Preview: Kid Koala 12 Bit Blues: The Vinyl Vaudeville Show
A northern man updates the Southern soul
Posted: February 27, 2013
By Tony Ozuna - For the Post | Comments (0) | Post comment

Courtesy Photo
Born Eric San, Canadian DJ Kid Koala has been active since 1996 and continues to manipulate vinyl on his iconic E-mu SP-1200 drum machine and sampler.
Kid Koala is an innovative beats renaissance man, meaning not only is he a master turntablist and DJ producer, but he is also a musician, as well as a graphic novelist, visual artist and overall showman. His upcoming appearance in Prague features his newest project, or, rather, musical circus - 12 Bit Blues: The Vinyl Vaudeville Show.
As a Ninja Tune recording artist, Kid Koala (born Eric San, in Montréal, Canada) has been active since 1996, manipulating on vinyl the essentials of hip-hop, i.e. all phases of earlier jazz, funk, rock and practically any spoken word (including TV and comedy snippets) that he can get his hands on. After a rock project called The Slew with Dynamite D and Wolfmother rhythm section Chris Ross and Miles Heskett, San came to an epiphany of sorts.
"I found much of the music I enjoy has its roots in the blues," he says. "If you follow that musical road far enough, you end up at the Mississippi Delta."
San found he had been particularly influenced by the earliest of road blues, 1930s travel recordings from the Deep South by guitarists and singers such as Charley Patton and Son House, done as single-takes with all the foot stomps to keep their time - all the ingredients of a full band in one man.
12 Bit Blues: The Vinyl Vaudeville Show
When: Sunday, March 3, at 8
Where: Lucerna Music Bar
Tickets: 300 Kč in advance
Similarly, the 12 Bit Blues concept is based on using an obsolete drum machine and drum sampler, the E-mu SP-1200, employed in the late 1980s by classic hip-hop acts including Public Enemy, KRS-One, Beastie Boys and Cypress Hill.
Compared with today's state-of-the-art samplers, there are many limitations to this machine, such as its 12-bit resolution and limited memory (10 seconds of sound storage and two seconds for samples) stored on floppy discs; however, these limitations are also the reason for the unmistakable productions of the era: choppy gritty beats, murky bass and crunchy, even off-beat, drum patterns.
San decided to use the SP-1200 to retrieve this gritty sound, but, instead of trying to do a retro hip-hop record following his original inspirations, he chose to employ hip-hop tools for a blues album, blues being very broadly defined.

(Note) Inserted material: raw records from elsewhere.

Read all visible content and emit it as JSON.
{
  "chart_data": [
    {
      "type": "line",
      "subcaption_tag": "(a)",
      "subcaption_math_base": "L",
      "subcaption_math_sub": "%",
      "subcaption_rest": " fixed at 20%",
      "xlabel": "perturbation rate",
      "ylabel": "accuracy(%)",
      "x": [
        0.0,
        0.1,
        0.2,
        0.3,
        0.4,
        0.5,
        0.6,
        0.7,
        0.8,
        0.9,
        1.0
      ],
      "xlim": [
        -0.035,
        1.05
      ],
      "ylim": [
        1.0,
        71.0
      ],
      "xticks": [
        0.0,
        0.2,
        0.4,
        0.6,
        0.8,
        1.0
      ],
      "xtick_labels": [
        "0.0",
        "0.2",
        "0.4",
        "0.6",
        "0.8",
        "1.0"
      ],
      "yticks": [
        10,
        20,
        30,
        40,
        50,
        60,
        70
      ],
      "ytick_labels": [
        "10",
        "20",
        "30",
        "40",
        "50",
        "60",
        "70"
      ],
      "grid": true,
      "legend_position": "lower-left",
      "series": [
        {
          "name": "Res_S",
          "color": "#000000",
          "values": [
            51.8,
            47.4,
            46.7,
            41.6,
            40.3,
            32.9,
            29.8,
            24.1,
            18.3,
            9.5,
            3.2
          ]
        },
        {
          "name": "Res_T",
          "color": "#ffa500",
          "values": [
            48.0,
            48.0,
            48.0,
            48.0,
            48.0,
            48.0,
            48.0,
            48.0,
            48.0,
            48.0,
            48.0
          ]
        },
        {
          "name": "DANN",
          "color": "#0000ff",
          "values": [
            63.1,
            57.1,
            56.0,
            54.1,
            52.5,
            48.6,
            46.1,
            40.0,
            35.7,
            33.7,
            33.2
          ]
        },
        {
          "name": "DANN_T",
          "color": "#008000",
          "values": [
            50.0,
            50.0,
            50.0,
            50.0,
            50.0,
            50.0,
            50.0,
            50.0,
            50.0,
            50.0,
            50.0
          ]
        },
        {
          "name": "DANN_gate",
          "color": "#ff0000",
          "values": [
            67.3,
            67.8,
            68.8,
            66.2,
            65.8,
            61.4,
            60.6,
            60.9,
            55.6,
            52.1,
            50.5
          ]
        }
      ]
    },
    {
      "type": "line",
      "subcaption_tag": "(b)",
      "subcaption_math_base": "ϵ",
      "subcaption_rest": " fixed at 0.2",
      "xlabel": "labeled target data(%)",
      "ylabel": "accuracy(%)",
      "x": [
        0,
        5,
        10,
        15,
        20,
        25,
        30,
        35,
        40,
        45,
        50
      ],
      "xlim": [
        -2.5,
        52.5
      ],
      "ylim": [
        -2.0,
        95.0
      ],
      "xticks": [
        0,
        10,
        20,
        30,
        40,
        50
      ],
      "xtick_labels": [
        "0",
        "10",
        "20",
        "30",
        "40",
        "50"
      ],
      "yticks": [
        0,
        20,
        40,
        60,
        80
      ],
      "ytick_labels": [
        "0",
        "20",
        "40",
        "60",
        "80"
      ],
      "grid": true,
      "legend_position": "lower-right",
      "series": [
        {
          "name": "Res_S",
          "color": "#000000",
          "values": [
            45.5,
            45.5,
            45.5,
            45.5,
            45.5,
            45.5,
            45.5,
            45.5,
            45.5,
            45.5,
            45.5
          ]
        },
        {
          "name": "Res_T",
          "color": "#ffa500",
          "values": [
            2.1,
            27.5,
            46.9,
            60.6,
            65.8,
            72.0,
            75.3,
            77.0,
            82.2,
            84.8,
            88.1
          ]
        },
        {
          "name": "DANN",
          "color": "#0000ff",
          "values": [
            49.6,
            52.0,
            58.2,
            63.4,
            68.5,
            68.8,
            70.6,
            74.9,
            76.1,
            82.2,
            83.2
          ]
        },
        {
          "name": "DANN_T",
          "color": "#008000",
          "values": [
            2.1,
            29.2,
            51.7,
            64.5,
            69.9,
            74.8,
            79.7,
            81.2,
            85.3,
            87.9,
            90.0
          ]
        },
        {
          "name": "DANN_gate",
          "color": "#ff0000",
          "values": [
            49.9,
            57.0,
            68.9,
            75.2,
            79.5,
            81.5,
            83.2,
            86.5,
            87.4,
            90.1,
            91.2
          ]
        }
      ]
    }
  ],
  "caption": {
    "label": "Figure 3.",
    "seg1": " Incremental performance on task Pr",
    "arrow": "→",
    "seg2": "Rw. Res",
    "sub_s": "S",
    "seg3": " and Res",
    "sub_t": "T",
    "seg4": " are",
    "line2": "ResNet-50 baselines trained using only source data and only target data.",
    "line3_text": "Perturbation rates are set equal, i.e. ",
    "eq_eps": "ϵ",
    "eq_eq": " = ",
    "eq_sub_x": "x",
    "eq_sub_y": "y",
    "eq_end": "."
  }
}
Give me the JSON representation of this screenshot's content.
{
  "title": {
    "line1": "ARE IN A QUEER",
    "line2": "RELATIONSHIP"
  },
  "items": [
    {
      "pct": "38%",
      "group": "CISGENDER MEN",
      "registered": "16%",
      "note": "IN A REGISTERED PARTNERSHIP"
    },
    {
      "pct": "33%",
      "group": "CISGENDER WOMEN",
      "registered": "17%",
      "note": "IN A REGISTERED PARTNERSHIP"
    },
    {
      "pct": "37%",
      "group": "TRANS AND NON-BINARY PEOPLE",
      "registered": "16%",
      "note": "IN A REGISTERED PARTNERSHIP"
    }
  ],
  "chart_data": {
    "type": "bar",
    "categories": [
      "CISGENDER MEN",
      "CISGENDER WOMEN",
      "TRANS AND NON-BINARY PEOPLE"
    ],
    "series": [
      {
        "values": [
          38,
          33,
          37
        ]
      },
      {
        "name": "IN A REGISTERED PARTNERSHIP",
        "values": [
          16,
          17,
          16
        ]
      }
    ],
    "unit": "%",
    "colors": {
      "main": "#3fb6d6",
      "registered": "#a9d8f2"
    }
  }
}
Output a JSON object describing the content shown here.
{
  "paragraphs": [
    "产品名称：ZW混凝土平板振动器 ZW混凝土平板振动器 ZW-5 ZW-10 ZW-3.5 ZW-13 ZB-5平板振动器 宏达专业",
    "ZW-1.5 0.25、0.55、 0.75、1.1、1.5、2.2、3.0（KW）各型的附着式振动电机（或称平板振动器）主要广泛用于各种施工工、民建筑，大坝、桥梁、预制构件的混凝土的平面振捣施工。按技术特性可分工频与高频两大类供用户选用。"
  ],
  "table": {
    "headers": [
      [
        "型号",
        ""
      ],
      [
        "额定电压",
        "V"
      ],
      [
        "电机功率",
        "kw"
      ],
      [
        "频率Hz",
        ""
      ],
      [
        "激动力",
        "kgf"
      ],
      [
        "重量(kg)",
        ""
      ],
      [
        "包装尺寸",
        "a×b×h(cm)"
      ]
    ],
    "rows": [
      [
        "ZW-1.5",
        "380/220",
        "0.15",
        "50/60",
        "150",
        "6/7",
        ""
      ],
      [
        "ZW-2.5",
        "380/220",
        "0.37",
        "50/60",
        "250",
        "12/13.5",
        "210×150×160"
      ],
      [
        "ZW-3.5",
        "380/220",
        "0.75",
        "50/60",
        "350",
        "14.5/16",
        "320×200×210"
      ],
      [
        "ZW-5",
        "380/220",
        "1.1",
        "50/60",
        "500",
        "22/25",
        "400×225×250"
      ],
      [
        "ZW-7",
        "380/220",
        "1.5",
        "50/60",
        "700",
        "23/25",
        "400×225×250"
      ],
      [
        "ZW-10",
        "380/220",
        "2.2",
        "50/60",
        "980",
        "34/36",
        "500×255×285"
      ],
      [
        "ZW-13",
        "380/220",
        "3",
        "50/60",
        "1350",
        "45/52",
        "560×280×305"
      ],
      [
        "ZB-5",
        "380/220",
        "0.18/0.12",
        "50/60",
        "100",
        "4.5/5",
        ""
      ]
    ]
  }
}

"It can be many things," San says. "Some say it's a feeling; some say it's music. Everybody has the blues in one form or another. It's something that ties us all together somehow."
Of course, there is another deeper level to the blues that San is also acknowledging with this project. "I think as music it deals with the heavier things in life. Sometimes in everyone's life things get a little bumpy. Sometimes making or listening to music can help you cope with those tougher times," he says.
Meanwhile, 12 Bit Blues: The Vinyl Vaudeville Show seems intent on getting the audience both to lose that feeling and relish it at the same time.
For San, the vaudeville aspect of his current tour is important not only to keep the dance floor feeling more upbeat, but it also takes things back to the roots of live entertainment, so, hand-in-hand with the traveling blues, there is also a troupe of burlesque dancing girls and a Muppet-style puppet show.
Though Kid Koala has been in Prague before on Ninja Tune tours, this one seems to be unlike any previous engagements. "This is the first time we will be there with The Vinyl Vaudeville Show!" he says. "There will be dancers and puppets and many turntables. There will even be turntable trampolines, and an 80-foot robot dragon. It's the silliest show on earth!"